La Joie de vivre
La Joie de vivre (paragraphe n°1824)
Chapitre IX
Il lui baisait les mains, il finissait par les mordiller, le sang à la face, dans un coup de désir qui l'aveuglait. Et ils ne parlèrent plus, ce fut une folie commune, un vertige où ils tombèrent ensemble, la tête perdue, pris du même étourdissement. Elle s'abandonnait, glissée au fond du fauteuil, la face rouge et gonflée, les yeux fermés, comme pour ne plus voir. D'une main brutale, il avait déjà déboutonné son corsage, il cassait les agrafes des jupons, lorsque ses lèvres rencontrèrent les siennes. Il lui donna un baiser, qu'elle lui rendit furieusement, en le serrant au cou de toute la force de ses deux bras.
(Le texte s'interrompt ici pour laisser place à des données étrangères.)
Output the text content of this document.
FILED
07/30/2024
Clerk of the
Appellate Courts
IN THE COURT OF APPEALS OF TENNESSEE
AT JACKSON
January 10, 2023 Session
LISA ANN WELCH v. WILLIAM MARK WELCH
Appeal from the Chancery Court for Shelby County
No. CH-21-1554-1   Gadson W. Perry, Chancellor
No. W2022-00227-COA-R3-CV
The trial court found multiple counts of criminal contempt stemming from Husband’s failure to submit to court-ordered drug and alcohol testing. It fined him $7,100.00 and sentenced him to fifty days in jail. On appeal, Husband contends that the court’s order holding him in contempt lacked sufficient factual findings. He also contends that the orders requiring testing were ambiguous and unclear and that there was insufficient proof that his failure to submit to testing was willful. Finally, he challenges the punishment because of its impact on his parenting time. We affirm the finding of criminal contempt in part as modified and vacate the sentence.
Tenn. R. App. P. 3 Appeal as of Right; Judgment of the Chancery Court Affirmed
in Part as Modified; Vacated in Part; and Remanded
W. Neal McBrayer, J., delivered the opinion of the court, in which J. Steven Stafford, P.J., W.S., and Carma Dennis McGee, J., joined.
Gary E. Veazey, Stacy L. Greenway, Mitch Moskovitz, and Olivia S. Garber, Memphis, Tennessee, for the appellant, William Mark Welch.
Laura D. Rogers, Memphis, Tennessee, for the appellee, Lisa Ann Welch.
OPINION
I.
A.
Mais, dans cette secousse de son corps vierge, elle avait ouvert les yeux, elle se vit roulant sur le carreau, elle reconnut la lampe, l'armoire, le plafond, dont les moindres taches lui étaient familières ; et elle sembla s'éveiller, avec la surprise d'une personne qui se retrouve chez elle, au sortir d'un rêve terrible. Violemment, elle se débattit, se mit debout. Ses jupons glissaient, son corsage ouvert avait laissé jaillir sa gorge nue. Un cri lui échappa, dans le silence haletant de la pièce.